Second, another interesting problem to look at in our setting involves estimating the point in time when a student is likely to drop out or have to repeat a grade. These kinds of predictions are extremely useful in determining when an intervention should be offered to a student in need. In order to address this problem, we employ techniques from survival analysis literature, such as the Cox proportional hazards model.

Third, we would like to determine the most important warning signs to watch for with individual students. For instance, a student may have strong grades, but the student’s attendance and tardiness may indicate an elevated risk of not graduating on time. During the discussions with our partner, we realized that obtaining these kinds of fine-grained insights about individual students is extremely valuable to them.

Though this is a particularly hard problem to solve precisely, we attempt to leverage proxies for tackling it. We plan to use weights from models such as logistic regression to help us in determining which factors are contributing the most to a specific student’s outcome. In addition, we plan to take cues from the Cox proportional hazards model in determining the impact of various factors on the timely graduation of students.

Finally, we plan to explore clustering techniques for grouping students by their type of academic trajectory, akin to the decreasing or increasing grade patterns described above. Such techniques include standard approaches such as k-means and latent class analyses and also more complex models such as growth mixture models.

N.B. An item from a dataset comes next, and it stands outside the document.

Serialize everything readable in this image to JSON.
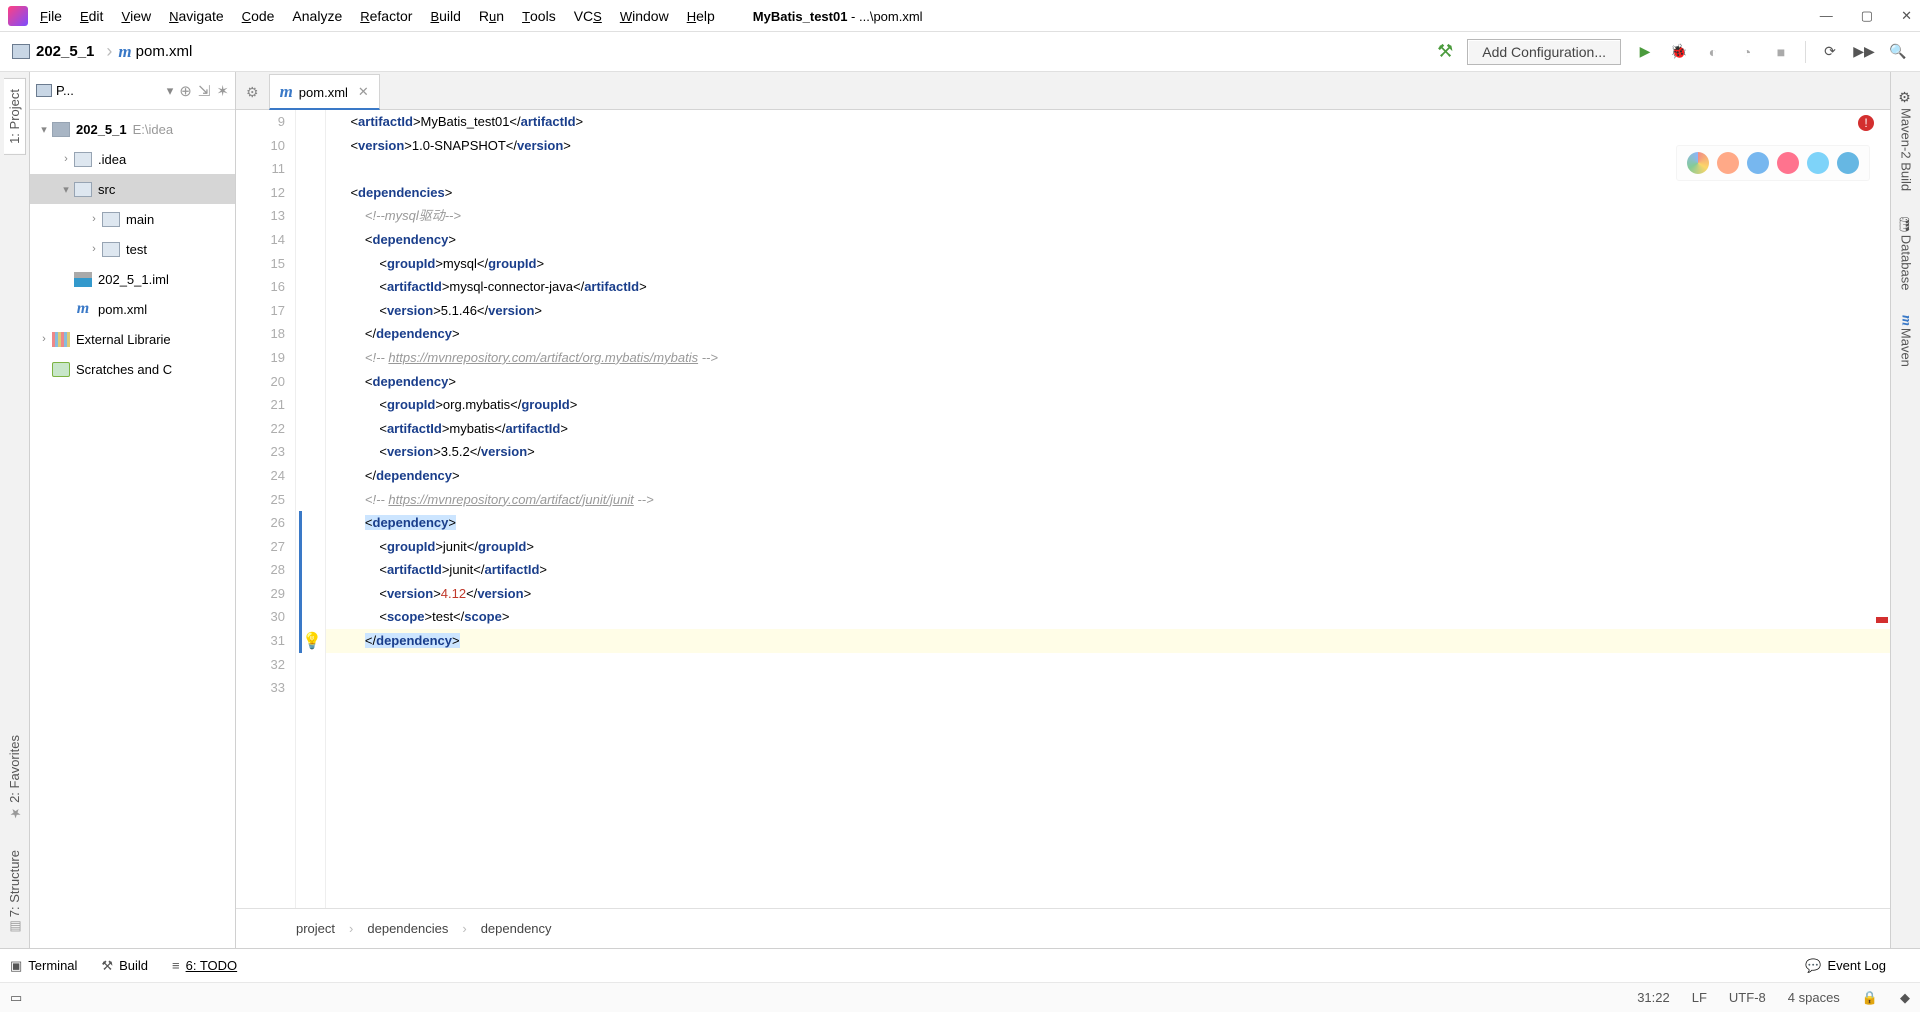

These clustering approaches could help teachers and administrators target interventions towards particular groups of at-risk students. For instance, the clustering approaches may group together all the students with particularly low grades in math exams as a group that needs attention and assistance. This information could then help schools in designing a specific intervention for this sub-group of struggling students.

As can be seen from all the points discussed above, the emphasis of our study stretches far beyond merely predicting if a student is at risk of graduating on time or not. We want to know when students are likely to drop out, what specific factors predict academic struggles, and find specific sub-groups of at-risk students that can benefit from focused interventions. Through this combination of goals, we feel we can best help MCPS (and other schools) with their primary mission of high quality education for all of their constituents.